The idea for Ork Posters came when Beorkrem saw a neighborhood map she knew she could improve upon — so she designed her hometown first, using a font (for all you design heads who care about these things) called DIN 1451 that dates back to the 1930s. “It’s geometric and I think that’s why it fit so well in the posters,” said Beorkrem.
Chi-Town weighed in with 91 hoods, the most of any city she’s mapped so far. Brooklyn came second, both in the order of maps and number of nabes (49)* — but it sold out first. Everyone who was quick to click got one of the 300 screen prints in white on black or navy on cream — for the Navy Yard of course — including Marty Markowitz. (They’re going to carry some in the Borough Hall Visitors Center soon.)
But many — like us! — missed out. So, we approached Jenny and asked that she design a limited edition screen print in Brooklyn Based’s colors: a bold (like Brooklyn) orange-gold and cream — and in two weeks or so, she’ll roll out these signed, numbered 18×24 inch prints priced at $35 each. (Email us if you’d like a reminder once they go on sale.) and these signed, numbered 18×24 inch prints are now on sale now at orkposters.com/bkbased.
They’re pricier than her new $22 posters and her original, $27 screen prints (her site explains the difference). But unlike those other Brooklyn maps, there are only 100 of these babies, and the frame shops on our Fix-It List agreed to offer a 10 to 15 percent discount if you bring it in for framing.

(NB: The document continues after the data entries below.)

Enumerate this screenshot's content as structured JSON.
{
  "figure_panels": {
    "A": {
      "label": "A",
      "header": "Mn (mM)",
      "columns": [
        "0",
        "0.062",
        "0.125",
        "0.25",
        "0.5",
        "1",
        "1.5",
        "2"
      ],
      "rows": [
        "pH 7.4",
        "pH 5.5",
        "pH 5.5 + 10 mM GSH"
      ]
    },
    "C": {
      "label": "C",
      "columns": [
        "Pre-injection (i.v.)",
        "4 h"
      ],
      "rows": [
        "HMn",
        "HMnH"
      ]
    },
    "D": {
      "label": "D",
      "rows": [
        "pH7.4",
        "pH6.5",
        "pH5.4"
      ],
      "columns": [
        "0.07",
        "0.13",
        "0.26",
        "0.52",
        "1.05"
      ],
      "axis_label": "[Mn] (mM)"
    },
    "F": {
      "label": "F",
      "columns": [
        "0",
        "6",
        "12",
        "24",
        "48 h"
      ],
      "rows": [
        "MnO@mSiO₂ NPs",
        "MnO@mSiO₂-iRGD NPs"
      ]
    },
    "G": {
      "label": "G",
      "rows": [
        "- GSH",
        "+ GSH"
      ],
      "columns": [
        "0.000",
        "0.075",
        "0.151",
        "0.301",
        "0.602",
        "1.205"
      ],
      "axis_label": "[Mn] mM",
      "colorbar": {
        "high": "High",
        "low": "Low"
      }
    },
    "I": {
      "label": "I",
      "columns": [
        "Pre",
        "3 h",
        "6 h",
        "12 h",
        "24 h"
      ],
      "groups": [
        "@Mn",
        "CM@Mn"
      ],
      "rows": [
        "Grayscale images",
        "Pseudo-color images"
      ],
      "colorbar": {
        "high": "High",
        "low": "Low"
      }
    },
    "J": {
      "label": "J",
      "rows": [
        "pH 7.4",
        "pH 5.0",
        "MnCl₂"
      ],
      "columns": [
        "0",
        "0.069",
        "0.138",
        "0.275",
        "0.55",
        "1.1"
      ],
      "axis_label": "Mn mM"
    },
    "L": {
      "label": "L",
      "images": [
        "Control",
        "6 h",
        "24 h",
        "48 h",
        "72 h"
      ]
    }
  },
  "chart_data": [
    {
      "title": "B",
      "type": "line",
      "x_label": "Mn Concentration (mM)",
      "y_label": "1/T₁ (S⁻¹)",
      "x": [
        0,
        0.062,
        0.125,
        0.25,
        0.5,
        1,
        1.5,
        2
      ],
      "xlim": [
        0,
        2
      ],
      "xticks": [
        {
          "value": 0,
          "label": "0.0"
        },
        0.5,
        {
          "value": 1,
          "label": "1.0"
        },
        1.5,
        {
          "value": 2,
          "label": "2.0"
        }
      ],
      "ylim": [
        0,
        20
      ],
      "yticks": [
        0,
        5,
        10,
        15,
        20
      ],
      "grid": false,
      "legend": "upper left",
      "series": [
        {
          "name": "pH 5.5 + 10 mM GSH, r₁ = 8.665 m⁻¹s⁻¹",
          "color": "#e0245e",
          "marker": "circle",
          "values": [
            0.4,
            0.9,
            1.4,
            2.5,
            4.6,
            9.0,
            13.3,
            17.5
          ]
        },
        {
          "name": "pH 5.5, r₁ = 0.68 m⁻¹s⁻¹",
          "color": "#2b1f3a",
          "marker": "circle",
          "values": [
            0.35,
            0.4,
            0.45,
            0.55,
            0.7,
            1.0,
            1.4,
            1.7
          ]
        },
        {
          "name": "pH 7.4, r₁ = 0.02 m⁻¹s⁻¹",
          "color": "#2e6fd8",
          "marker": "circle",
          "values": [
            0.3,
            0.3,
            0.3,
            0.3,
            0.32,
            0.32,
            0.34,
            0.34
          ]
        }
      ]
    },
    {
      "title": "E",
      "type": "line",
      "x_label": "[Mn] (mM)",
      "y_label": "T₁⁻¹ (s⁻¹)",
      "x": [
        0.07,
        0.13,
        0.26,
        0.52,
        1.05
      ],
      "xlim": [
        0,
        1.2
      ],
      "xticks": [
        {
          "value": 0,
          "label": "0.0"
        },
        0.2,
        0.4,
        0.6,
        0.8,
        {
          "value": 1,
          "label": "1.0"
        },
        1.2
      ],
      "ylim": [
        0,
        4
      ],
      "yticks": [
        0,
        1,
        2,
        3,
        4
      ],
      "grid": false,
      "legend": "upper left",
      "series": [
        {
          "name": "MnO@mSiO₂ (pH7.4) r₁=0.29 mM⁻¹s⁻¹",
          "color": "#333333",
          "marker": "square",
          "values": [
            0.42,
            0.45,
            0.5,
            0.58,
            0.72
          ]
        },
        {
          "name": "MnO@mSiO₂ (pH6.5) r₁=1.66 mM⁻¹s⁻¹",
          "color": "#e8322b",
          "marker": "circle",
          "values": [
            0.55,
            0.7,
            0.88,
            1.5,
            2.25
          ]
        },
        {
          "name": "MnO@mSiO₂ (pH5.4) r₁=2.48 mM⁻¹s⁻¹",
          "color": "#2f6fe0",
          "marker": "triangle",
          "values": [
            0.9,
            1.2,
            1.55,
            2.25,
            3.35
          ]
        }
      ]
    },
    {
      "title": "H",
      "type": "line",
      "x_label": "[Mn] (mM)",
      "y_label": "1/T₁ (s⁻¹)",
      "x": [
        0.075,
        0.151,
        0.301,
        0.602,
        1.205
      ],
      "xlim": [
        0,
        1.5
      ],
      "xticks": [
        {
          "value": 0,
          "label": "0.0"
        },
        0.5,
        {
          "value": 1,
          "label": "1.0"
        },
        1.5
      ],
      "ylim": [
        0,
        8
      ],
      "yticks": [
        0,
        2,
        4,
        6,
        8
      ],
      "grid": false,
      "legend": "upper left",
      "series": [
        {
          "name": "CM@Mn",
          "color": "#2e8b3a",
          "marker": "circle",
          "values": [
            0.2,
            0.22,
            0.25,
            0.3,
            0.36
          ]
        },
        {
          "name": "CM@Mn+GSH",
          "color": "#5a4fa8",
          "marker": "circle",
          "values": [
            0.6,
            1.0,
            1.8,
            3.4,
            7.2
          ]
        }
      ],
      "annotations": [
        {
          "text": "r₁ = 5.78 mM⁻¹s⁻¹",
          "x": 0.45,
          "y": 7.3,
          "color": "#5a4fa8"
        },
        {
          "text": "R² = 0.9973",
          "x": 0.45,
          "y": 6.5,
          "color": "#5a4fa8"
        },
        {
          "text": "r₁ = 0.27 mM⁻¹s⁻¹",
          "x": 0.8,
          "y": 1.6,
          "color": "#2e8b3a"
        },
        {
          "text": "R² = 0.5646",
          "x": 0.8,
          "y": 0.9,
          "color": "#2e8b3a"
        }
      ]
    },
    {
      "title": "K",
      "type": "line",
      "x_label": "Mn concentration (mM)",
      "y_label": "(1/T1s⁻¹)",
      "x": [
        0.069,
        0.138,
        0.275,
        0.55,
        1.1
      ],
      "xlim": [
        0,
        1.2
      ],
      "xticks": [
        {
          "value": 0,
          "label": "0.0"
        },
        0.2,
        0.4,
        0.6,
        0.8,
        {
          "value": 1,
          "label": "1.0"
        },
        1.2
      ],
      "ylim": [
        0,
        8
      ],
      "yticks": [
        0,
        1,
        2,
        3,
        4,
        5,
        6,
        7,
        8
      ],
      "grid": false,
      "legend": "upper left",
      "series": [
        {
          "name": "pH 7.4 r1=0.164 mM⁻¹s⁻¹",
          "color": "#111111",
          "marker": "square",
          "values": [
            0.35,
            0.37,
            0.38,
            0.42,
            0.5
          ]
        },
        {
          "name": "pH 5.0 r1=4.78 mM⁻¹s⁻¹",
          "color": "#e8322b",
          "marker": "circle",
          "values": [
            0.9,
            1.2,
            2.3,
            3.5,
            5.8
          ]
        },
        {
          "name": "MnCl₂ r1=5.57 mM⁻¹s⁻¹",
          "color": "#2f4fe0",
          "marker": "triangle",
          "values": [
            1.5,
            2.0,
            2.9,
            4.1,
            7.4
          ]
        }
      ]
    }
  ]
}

Two percent of all Ork Posters proceeds go to the non-profits HEAL Africa, and, in memory of Beorkrem’s environmentalist uncle, River Action. And did we mention Beorkrem uses soy-based inks on her posters and recycled paper exclusively?
“I live that way and I make those choices in my life,” she explained, “so why shouldn’t my business do the same?”
*The map doesn’t note microhoods like PLG, East Williamsburg, and Wallabout.